As one of the world’s leading digital networking companies, STL has practiced all of the above tirelessly. Since its inception, the company has included sustainability in its business approach. In a physically diverse and climate-challenging region, its low-carbon strategy has safeguarded shareholder interests while simultaneously providing a healing touch for millions of people across the subcontinent. Environmental goals such as zero waste to landfill, positive water, sustainable sourcing and net zero emissions by 2030 are central to STL’s response to the threat of climate change. To enable the results, the company conducted a comprehensive carbon footprint study that covered 100% of its operations in India and will be extended to global operations over the coming year. Thus, STL has launched several projects that go beyond the simple transition to renewable energies.
As a Zero Waste to Landfill (ZWL) manufacturer, STL pursues a circular economy approach focused on the reuse of industrial by-products in the value chain. It recycled, reused and co-processed 97% of the waste generated, thereby optimizing the emission profile of its manufacturing operations and avoiding harmful methane emissions from landfills. STL’s commitment to net zero goes beyond its organizational boundaries, as the company is committed to helping communities adapt to low-carbon lifestyles. He has undertaken massive reforestation campaigns and promoted smart farming practices to offset carbon emissions, even in rural areas. For example, its Mission Green program, among many goals, involves local communities in protecting trees around Aurangabad and Pune.

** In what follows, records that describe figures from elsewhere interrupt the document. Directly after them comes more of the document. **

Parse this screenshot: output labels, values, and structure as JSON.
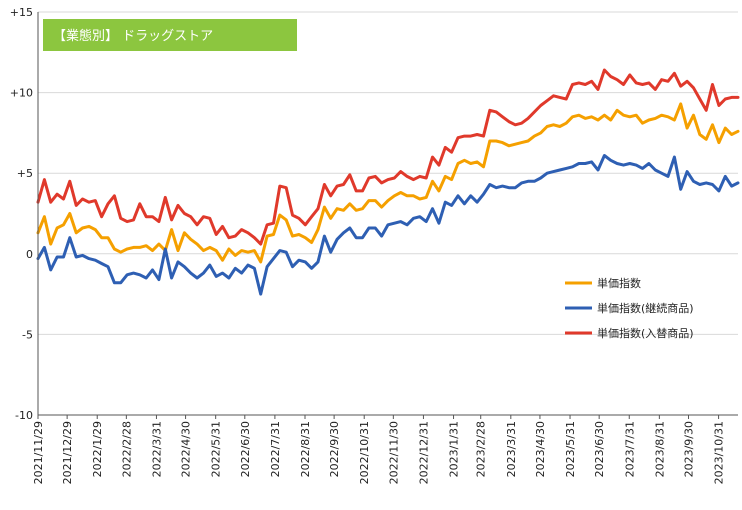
{
  "chart_data": {
    "type": "line",
    "title": "【業態別】 ドラッグストア",
    "title_bg_color": "#8cc63f",
    "xlabel": "",
    "ylabel": "",
    "ylim": [
      -10,
      15
    ],
    "yticks": [
      -10,
      -5,
      0,
      5,
      10,
      15
    ],
    "ytick_labels": [
      "-10",
      "-5",
      "0",
      "+5",
      "+10",
      "+15"
    ],
    "grid": true,
    "legend_position": "right-middle",
    "x_start": "2021-11-29",
    "x_end": "2023-11-20",
    "x_tick_labels": [
      "2021/11/29",
      "2021/12/29",
      "2022/1/29",
      "2022/2/28",
      "2022/3/31",
      "2022/4/30",
      "2022/5/31",
      "2022/6/30",
      "2022/7/31",
      "2022/8/31",
      "2022/9/30",
      "2022/10/31",
      "2022/11/30",
      "2022/12/31",
      "2023/1/31",
      "2023/2/28",
      "2023/3/31",
      "2023/4/30",
      "2023/5/31",
      "2023/6/30",
      "2023/7/31",
      "2023/8/31",
      "2023/9/30",
      "2023/10/31"
    ],
    "series": [
      {
        "name": "単価指数",
        "color": "#f5a000",
        "values": [
          1.3,
          2.3,
          0.6,
          1.6,
          1.8,
          2.5,
          1.3,
          1.6,
          1.7,
          1.5,
          1.0,
          1.0,
          0.3,
          0.1,
          0.3,
          0.4,
          0.4,
          0.5,
          0.2,
          0.6,
          0.2,
          1.5,
          0.2,
          1.3,
          0.9,
          0.6,
          0.2,
          0.4,
          0.2,
          -0.4,
          0.3,
          -0.1,
          0.2,
          0.1,
          0.2,
          -0.5,
          1.1,
          1.2,
          2.4,
          2.1,
          1.1,
          1.2,
          1.0,
          0.7,
          1.5,
          2.9,
          2.2,
          2.8,
          2.7,
          3.1,
          2.7,
          2.8,
          3.3,
          3.3,
          2.9,
          3.3,
          3.6,
          3.8,
          3.6,
          3.6,
          3.4,
          3.5,
          4.5,
          3.9,
          4.8,
          4.6,
          5.6,
          5.8,
          5.6,
          5.7,
          5.4,
          7.0,
          7.0,
          6.9,
          6.7,
          6.8,
          6.9,
          7.0,
          7.3,
          7.5,
          7.9,
          8.0,
          7.9,
          8.1,
          8.5,
          8.6,
          8.4,
          8.5,
          8.3,
          8.6,
          8.3,
          8.9,
          8.6,
          8.5,
          8.6,
          8.1,
          8.3,
          8.4,
          8.6,
          8.5,
          8.3,
          9.3,
          7.8,
          8.6,
          7.4,
          7.1,
          8.0,
          6.9,
          7.8,
          7.4,
          7.6
        ]
      },
      {
        "name": "単価指数(継続商品)",
        "color": "#2e5fb3",
        "values": [
          -0.3,
          0.4,
          -1.0,
          -0.2,
          -0.2,
          1.0,
          -0.2,
          -0.1,
          -0.3,
          -0.4,
          -0.6,
          -0.8,
          -1.8,
          -1.8,
          -1.3,
          -1.2,
          -1.3,
          -1.5,
          -1.0,
          -1.6,
          0.3,
          -1.5,
          -0.5,
          -0.8,
          -1.2,
          -1.5,
          -1.2,
          -0.7,
          -1.4,
          -1.2,
          -1.5,
          -0.9,
          -1.2,
          -0.7,
          -0.9,
          -2.5,
          -0.8,
          -0.3,
          0.2,
          0.1,
          -0.8,
          -0.4,
          -0.5,
          -0.9,
          -0.5,
          1.1,
          0.1,
          0.9,
          1.3,
          1.6,
          1.0,
          1.0,
          1.6,
          1.6,
          1.1,
          1.8,
          1.9,
          2.0,
          1.8,
          2.2,
          2.3,
          2.0,
          2.8,
          1.9,
          3.2,
          3.0,
          3.6,
          3.1,
          3.6,
          3.2,
          3.7,
          4.3,
          4.1,
          4.2,
          4.1,
          4.1,
          4.4,
          4.5,
          4.5,
          4.7,
          5.0,
          5.1,
          5.2,
          5.3,
          5.4,
          5.6,
          5.6,
          5.7,
          5.2,
          6.1,
          5.8,
          5.6,
          5.5,
          5.6,
          5.5,
          5.3,
          5.6,
          5.2,
          5.0,
          4.8,
          6.0,
          4.0,
          5.1,
          4.5,
          4.3,
          4.4,
          4.3,
          3.9,
          4.8,
          4.2,
          4.4
        ]
      },
      {
        "name": "単価指数(入替商品)",
        "color": "#e0392b",
        "values": [
          3.2,
          4.6,
          3.2,
          3.7,
          3.4,
          4.5,
          3.0,
          3.4,
          3.2,
          3.3,
          2.3,
          3.1,
          3.6,
          2.2,
          2.0,
          2.1,
          3.1,
          2.3,
          2.3,
          2.0,
          3.5,
          2.1,
          3.0,
          2.5,
          2.3,
          1.8,
          2.3,
          2.2,
          1.2,
          1.7,
          1.0,
          1.1,
          1.5,
          1.3,
          1.0,
          0.6,
          1.8,
          1.9,
          4.2,
          4.1,
          2.4,
          2.2,
          1.8,
          2.3,
          2.8,
          4.3,
          3.6,
          4.2,
          4.3,
          4.9,
          3.9,
          3.9,
          4.7,
          4.8,
          4.4,
          4.6,
          4.7,
          5.1,
          4.8,
          4.6,
          4.8,
          4.7,
          6.0,
          5.5,
          6.6,
          6.3,
          7.2,
          7.3,
          7.3,
          7.4,
          7.3,
          8.9,
          8.8,
          8.5,
          8.2,
          8.0,
          8.1,
          8.4,
          8.8,
          9.2,
          9.5,
          9.8,
          9.7,
          9.6,
          10.5,
          10.6,
          10.5,
          10.7,
          10.2,
          11.4,
          11.0,
          10.8,
          10.5,
          11.1,
          10.6,
          10.5,
          10.6,
          10.2,
          10.8,
          10.7,
          11.2,
          10.4,
          10.7,
          10.3,
          9.6,
          8.9,
          10.5,
          9.2,
          9.6,
          9.7,
          9.7
        ]
      }
    ]
  }
}
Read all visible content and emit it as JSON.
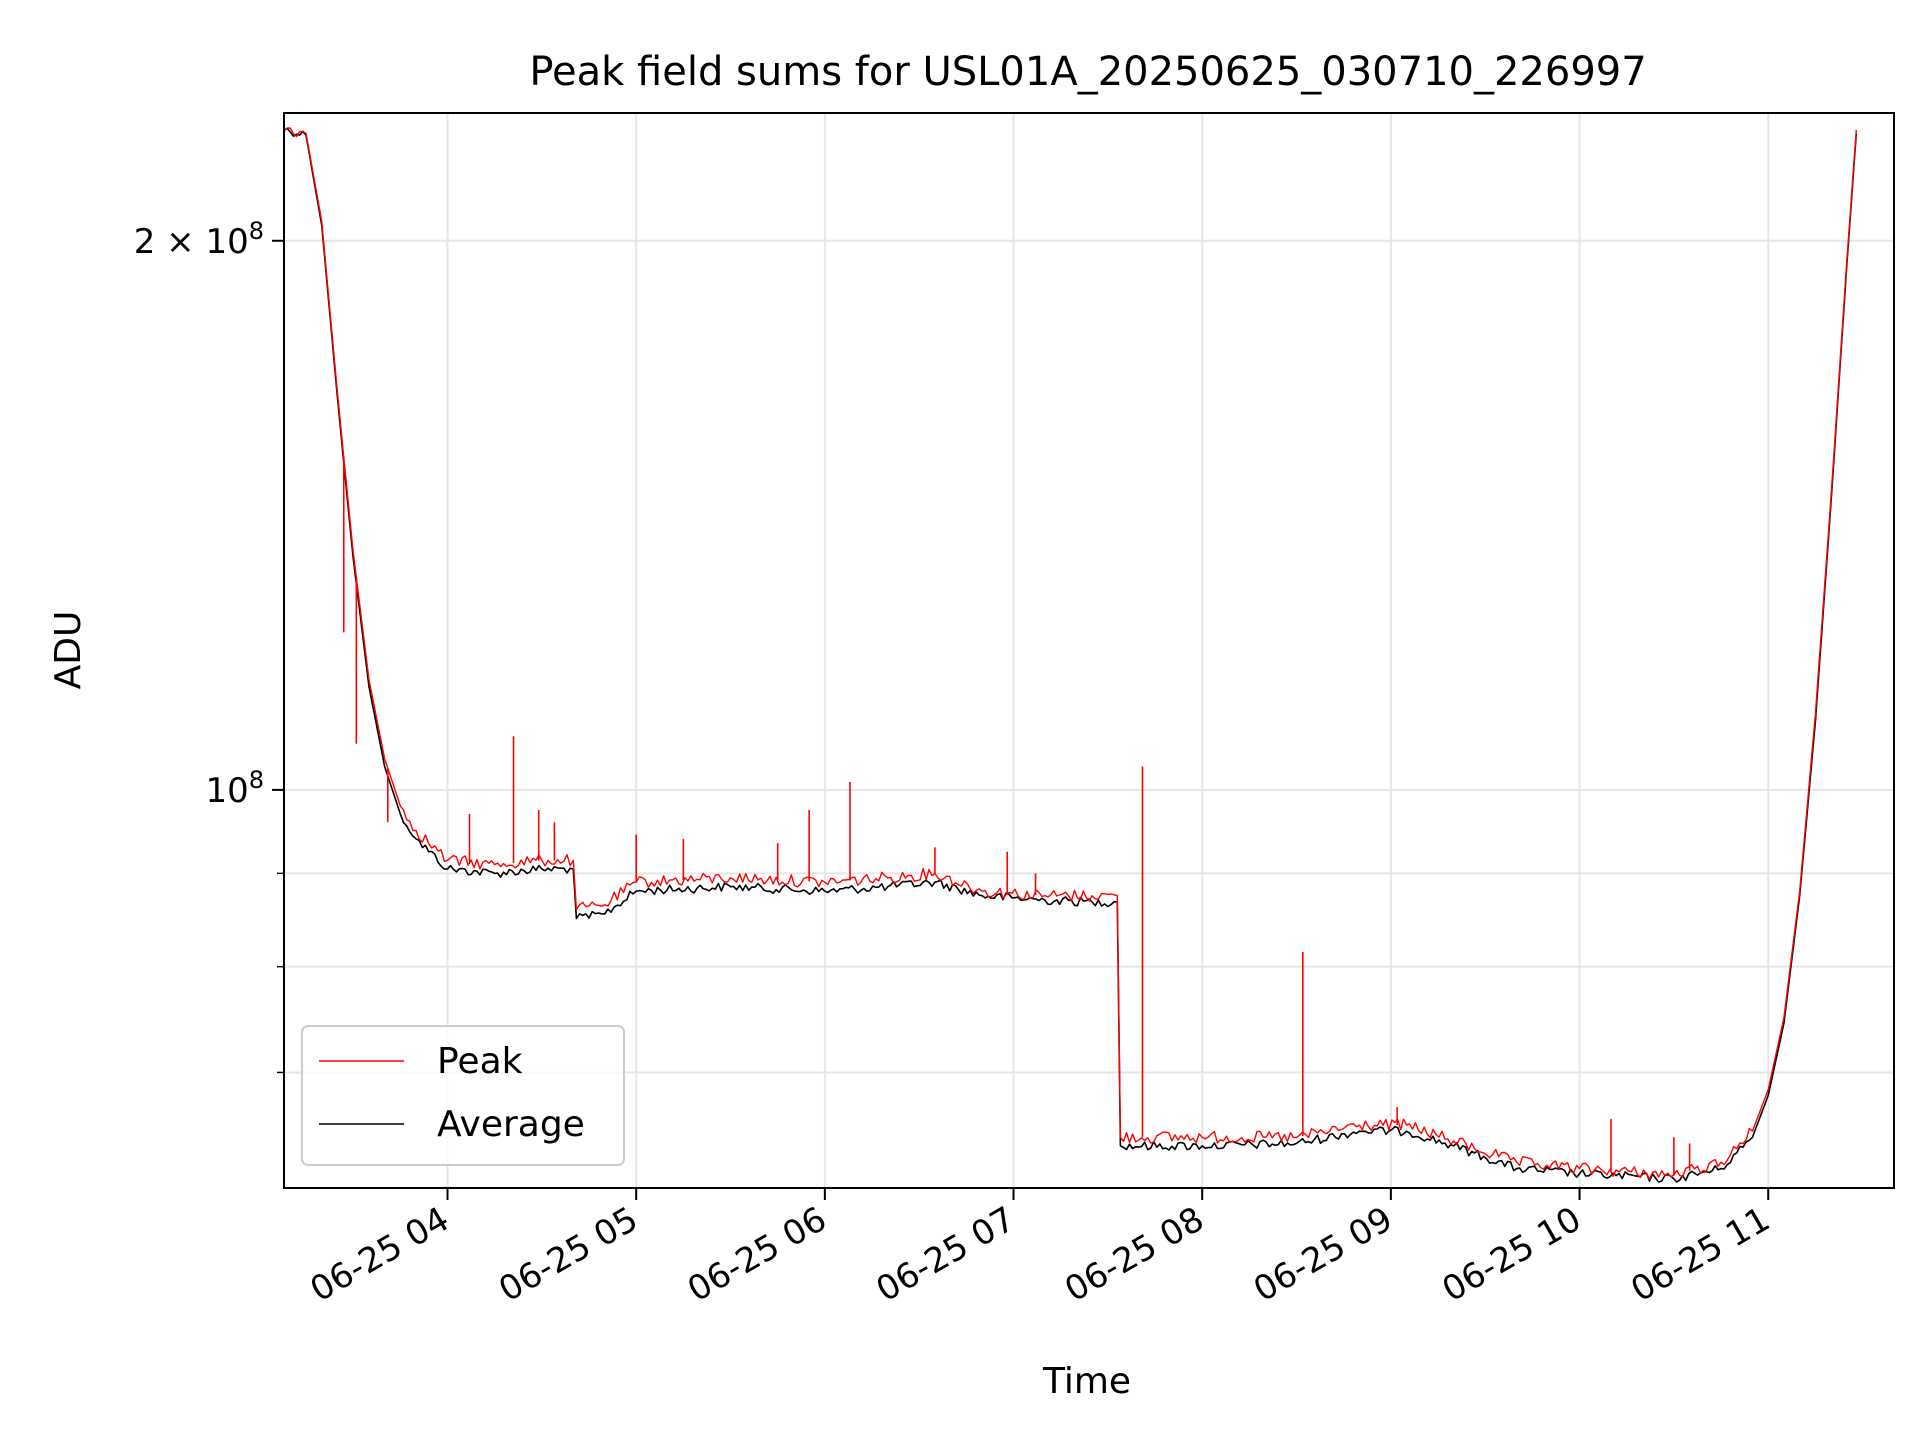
{
  "chart_data": {
    "type": "line",
    "title": "Peak field sums for USL01A_20250625_030710_226997",
    "xlabel": "Time",
    "ylabel": "ADU",
    "y_scale": "log",
    "grid": true,
    "legend_position": "lower-left",
    "xlim": [
      "2025-06-25 03:08",
      "2025-06-25 11:40"
    ],
    "ylim": [
      60500000,
      235000000
    ],
    "x_ticks": [
      {
        "t": "2025-06-25 04:00",
        "label": "06-25 04"
      },
      {
        "t": "2025-06-25 05:00",
        "label": "06-25 05"
      },
      {
        "t": "2025-06-25 06:00",
        "label": "06-25 06"
      },
      {
        "t": "2025-06-25 07:00",
        "label": "06-25 07"
      },
      {
        "t": "2025-06-25 08:00",
        "label": "06-25 08"
      },
      {
        "t": "2025-06-25 09:00",
        "label": "06-25 09"
      },
      {
        "t": "2025-06-25 10:00",
        "label": "06-25 10"
      },
      {
        "t": "2025-06-25 11:00",
        "label": "06-25 11"
      }
    ],
    "y_major_ticks": [
      {
        "value": 100000000,
        "label_base": "10",
        "label_exp": "8"
      },
      {
        "value": 200000000,
        "label_base": "2 × 10",
        "label_exp": "8"
      }
    ],
    "y_minor_ticks": [
      60000000,
      70000000,
      80000000,
      90000000
    ],
    "series": [
      {
        "name": "Peak",
        "color": "#ff0000",
        "points": [
          [
            "2025-06-25 03:07",
            231000000
          ],
          [
            "2025-06-25 03:15",
            229000000
          ],
          [
            "2025-06-25 03:20",
            205000000
          ],
          [
            "2025-06-25 03:25",
            165000000
          ],
          [
            "2025-06-25 03:30",
            135000000
          ],
          [
            "2025-06-25 03:35",
            115000000
          ],
          [
            "2025-06-25 03:40",
            104000000
          ],
          [
            "2025-06-25 03:45",
            98000000
          ],
          [
            "2025-06-25 03:50",
            95000000
          ],
          [
            "2025-06-25 04:00",
            91500000
          ],
          [
            "2025-06-25 04:15",
            91000000
          ],
          [
            "2025-06-25 04:30",
            91500000
          ],
          [
            "2025-06-25 04:40",
            91500000
          ],
          [
            "2025-06-25 04:41",
            86000000
          ],
          [
            "2025-06-25 04:50",
            86500000
          ],
          [
            "2025-06-25 05:00",
            89000000
          ],
          [
            "2025-06-25 05:30",
            89500000
          ],
          [
            "2025-06-25 06:00",
            89000000
          ],
          [
            "2025-06-25 06:20",
            89500000
          ],
          [
            "2025-06-25 06:35",
            90000000
          ],
          [
            "2025-06-25 06:50",
            88000000
          ],
          [
            "2025-06-25 07:10",
            87500000
          ],
          [
            "2025-06-25 07:25",
            87500000
          ],
          [
            "2025-06-25 07:33",
            87500000
          ],
          [
            "2025-06-25 07:34",
            64500000
          ],
          [
            "2025-06-25 08:00",
            64500000
          ],
          [
            "2025-06-25 08:30",
            64500000
          ],
          [
            "2025-06-25 08:50",
            65500000
          ],
          [
            "2025-06-25 09:05",
            65500000
          ],
          [
            "2025-06-25 09:20",
            64200000
          ],
          [
            "2025-06-25 09:40",
            62500000
          ],
          [
            "2025-06-25 10:00",
            62000000
          ],
          [
            "2025-06-25 10:30",
            61500000
          ],
          [
            "2025-06-25 10:45",
            62500000
          ],
          [
            "2025-06-25 10:55",
            65000000
          ],
          [
            "2025-06-25 11:00",
            68500000
          ],
          [
            "2025-06-25 11:05",
            75000000
          ],
          [
            "2025-06-25 11:10",
            88000000
          ],
          [
            "2025-06-25 11:15",
            110000000
          ],
          [
            "2025-06-25 11:20",
            145000000
          ],
          [
            "2025-06-25 11:25",
            195000000
          ],
          [
            "2025-06-25 11:28",
            230000000
          ]
        ],
        "spikes": [
          [
            "2025-06-25 03:27",
            122000000
          ],
          [
            "2025-06-25 03:31",
            106000000
          ],
          [
            "2025-06-25 03:41",
            96000000
          ],
          [
            "2025-06-25 04:07",
            97000000
          ],
          [
            "2025-06-25 04:21",
            107000000
          ],
          [
            "2025-06-25 04:29",
            97500000
          ],
          [
            "2025-06-25 04:34",
            96000000
          ],
          [
            "2025-06-25 05:00",
            94500000
          ],
          [
            "2025-06-25 05:15",
            94000000
          ],
          [
            "2025-06-25 05:45",
            93500000
          ],
          [
            "2025-06-25 05:55",
            97500000
          ],
          [
            "2025-06-25 06:08",
            101000000
          ],
          [
            "2025-06-25 06:35",
            93000000
          ],
          [
            "2025-06-25 06:58",
            92500000
          ],
          [
            "2025-06-25 07:07",
            90000000
          ],
          [
            "2025-06-25 07:41",
            103000000
          ],
          [
            "2025-06-25 08:32",
            81500000
          ],
          [
            "2025-06-25 09:02",
            67000000
          ],
          [
            "2025-06-25 10:10",
            66000000
          ],
          [
            "2025-06-25 10:30",
            64500000
          ],
          [
            "2025-06-25 10:35",
            64000000
          ]
        ]
      },
      {
        "name": "Average",
        "color": "#000000",
        "points": [
          [
            "2025-06-25 03:07",
            230500000
          ],
          [
            "2025-06-25 03:15",
            228500000
          ],
          [
            "2025-06-25 03:20",
            204000000
          ],
          [
            "2025-06-25 03:25",
            164000000
          ],
          [
            "2025-06-25 03:30",
            134000000
          ],
          [
            "2025-06-25 03:35",
            114000000
          ],
          [
            "2025-06-25 03:40",
            103000000
          ],
          [
            "2025-06-25 03:45",
            97000000
          ],
          [
            "2025-06-25 03:50",
            94000000
          ],
          [
            "2025-06-25 04:00",
            90500000
          ],
          [
            "2025-06-25 04:15",
            90000000
          ],
          [
            "2025-06-25 04:30",
            90500000
          ],
          [
            "2025-06-25 04:40",
            90500000
          ],
          [
            "2025-06-25 04:41",
            85000000
          ],
          [
            "2025-06-25 04:50",
            85500000
          ],
          [
            "2025-06-25 05:00",
            88000000
          ],
          [
            "2025-06-25 05:30",
            88500000
          ],
          [
            "2025-06-25 06:00",
            88000000
          ],
          [
            "2025-06-25 06:20",
            88500000
          ],
          [
            "2025-06-25 06:35",
            89000000
          ],
          [
            "2025-06-25 06:50",
            87500000
          ],
          [
            "2025-06-25 07:10",
            87000000
          ],
          [
            "2025-06-25 07:25",
            86800000
          ],
          [
            "2025-06-25 07:33",
            86800000
          ],
          [
            "2025-06-25 07:34",
            63800000
          ],
          [
            "2025-06-25 08:00",
            63800000
          ],
          [
            "2025-06-25 08:30",
            64000000
          ],
          [
            "2025-06-25 08:50",
            65000000
          ],
          [
            "2025-06-25 09:05",
            65000000
          ],
          [
            "2025-06-25 09:20",
            63800000
          ],
          [
            "2025-06-25 09:40",
            62000000
          ],
          [
            "2025-06-25 10:00",
            61600000
          ],
          [
            "2025-06-25 10:30",
            61200000
          ],
          [
            "2025-06-25 10:45",
            62000000
          ],
          [
            "2025-06-25 10:55",
            64500000
          ],
          [
            "2025-06-25 11:00",
            68000000
          ],
          [
            "2025-06-25 11:05",
            74500000
          ],
          [
            "2025-06-25 11:10",
            87500000
          ],
          [
            "2025-06-25 11:15",
            109000000
          ],
          [
            "2025-06-25 11:20",
            144000000
          ],
          [
            "2025-06-25 11:25",
            194000000
          ],
          [
            "2025-06-25 11:28",
            229000000
          ]
        ]
      }
    ]
  }
}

While leading to more than 170,000 plantings to date, the initiative has improved green cover in these regions and is creating sustainable livelihoods through smart farming practices.
STL demonstrates that incremental changes in day-to-day operations and targeted solutions, rather than just huge investments in renewable energy, can greatly help global tech companies and even MSMEs deliver the environmental dividends we all seek while ensuring the sustainability of the net zero vision.
Some companies create their own methods to track emissions and other environmental factors. It’s a natural extension of how most companies start out, by measuring and collecting their own carbon data. Companies that want to leverage this skill to gain a strategic advantage should consider investing in a robust, bespoke solution that aligns with global reporting frameworks. The carbon footprint of the company’s operations is huge. As the magnitude of their power consumption is increasingly recognized, data centers in particular are coming under increasing scrutiny. Corporate technology leaders will increasingly have to consider sustainability when making decisions, and they could become role models for other functions within the company.
As they aptly put it, “like music and art, love of nature is a common language that can transcend political or social boundaries”.